By the way, it now takes five years for the full content of the FOMC policy meetings to be released, and the GAO audit would reduce this to six months. That would still leave the central bank independent, but it would certainly give taxpayers a clearer picture of the central bank’s operations. And why shouldn’t Bernanke hold a press conference directly after the Fed policy meetings, just like Jean Claude Trichet does after the European Central Bank meetings?
A little sunshine certainly wouldn’t hurt Bernanke’s approval ratings. According to a new Rasmussen poll, only 21 percent of voters favor Bernanke’s reappointment as Fed chairman, while 41 percent think President Obama should name someone new to the post.

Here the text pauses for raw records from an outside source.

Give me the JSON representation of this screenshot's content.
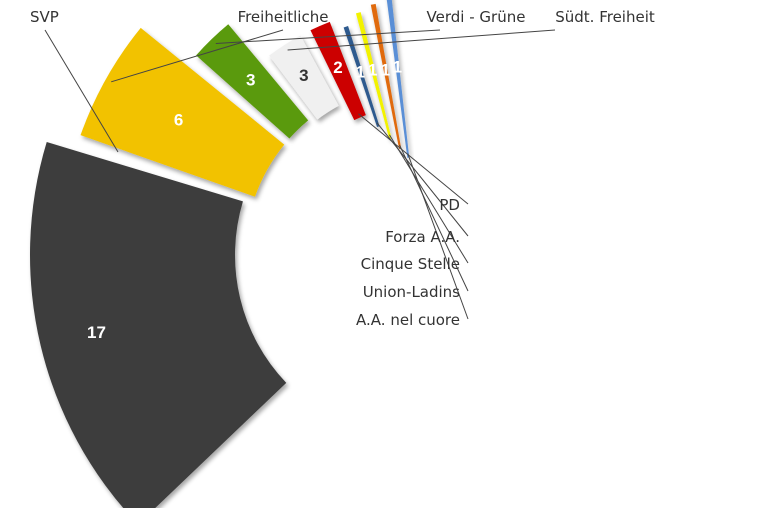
{
  "chart_data": {
    "type": "pie",
    "categories": [
      "SVP",
      "Freiheitliche",
      "Verdi - Grüne",
      "Südt. Freiheit",
      "PD",
      "Forza A.A.",
      "Cinque Stelle",
      "Union-Ladins",
      "A.A. nel cuore"
    ],
    "values": [
      17,
      6,
      3,
      3,
      2,
      1,
      1,
      1,
      1
    ],
    "colors": [
      "#3d3d3d",
      "#f2c200",
      "#5a9a08",
      "#f0f0f0",
      "#cc0000",
      "#2e5a8e",
      "#f2f200",
      "#e06a10",
      "#5a8fd6"
    ],
    "label_text": [
      "17",
      "6",
      "3",
      "3",
      "2",
      "1",
      "1",
      "1",
      "1"
    ],
    "title": "",
    "legend": "leader-line labels"
  }
}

But back to the hearings. It was unfortunate that not one of the committee senators directly asked Ben Bernanke why the gold price recently surged to around $1,200, and what that might mean for future inflation and the U.S. economy.
The Wall Street Journal editorialized this week that while the Fed chair knows how to ease money, there’s no evidence during his tenure (or while he was Alan Greenspan’s copilot) that he knows how to make money sufficiently scarce in order to protect the dollar and prevent inflation. (Echoing the polls, the Journal editors concluded that “the country needs a new Fed chief.”)
Surely the steadily depreciating dollar and the surging gold price are bad omens for the future economy. In fact, inflation rates have been edging higher in recent months and will likely continue upward in the months ahead. Import prices channeled through the weak dollar have been rising. So while many of us hoped the Fed chair would address the gold question, he never did.